Integrals-U substitution for trig integrand

[jaredld]

The instructions are to evaluate the integral using any technique. Here is what I got.\(\displaystyle $\int {\sec ^2 t\,\tan t\;dt;\left[ \begin{array}{l}
u = \tan t \\
du = \sec ^2 dt \\
\end{array} \right]} \to - \ln |\cos u|\,du + C$\)

But this is the answer in the book. How do you get from what I have up top to the back of the book?
\(\displaystyle $\int {\ln |\sec u| + C \to \int {\ln |\sec (\tan t)| + C} } $\)

 

[soroban]

Hello, jaredld!

Didn't you see that you formatting didn't work?

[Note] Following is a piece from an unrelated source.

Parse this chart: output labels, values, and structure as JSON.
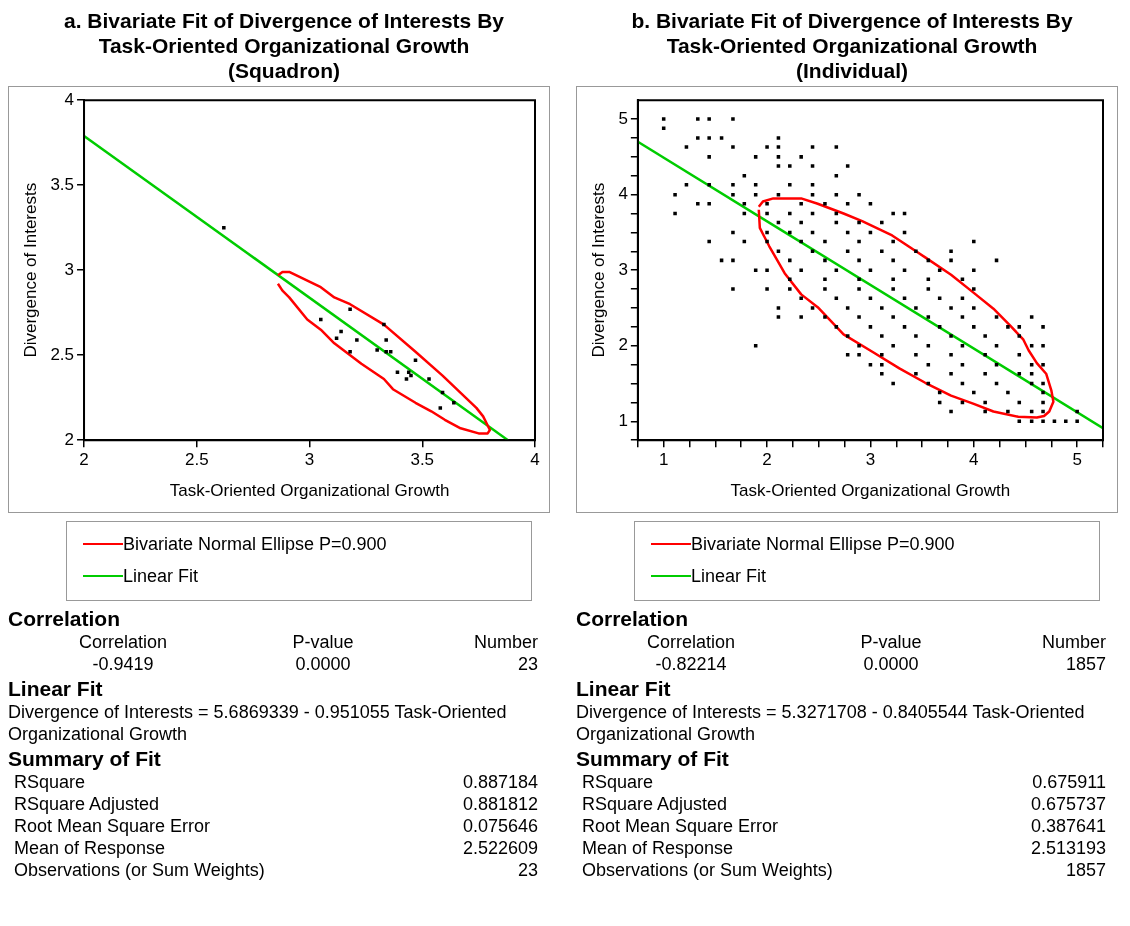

How do you get from \(\displaystyle \,-\ln|\cos(\tan\,t)|\.\) to \(\displaystyle \.\ln|\sec(\tan\,t)|\) ?

Recall the properties of logarithms . . .

\(\displaystyle \,-\ln|\cos\theta|\;=\;\ln|\cos\theta|^{-1} \;=\;\ln\left|\frac{1}{|cos\theta}\right| \;= \;\ln|\sec\theta|\)

 

[jaredld]

thanks for the help. I should have seen it, but I didn't. Thanks for the reminder.

Yep I saw that it didn't work. I was in the process of correcting it. I didn't know enough about latex to know whether it would magically change the way it is posted once I submitted it.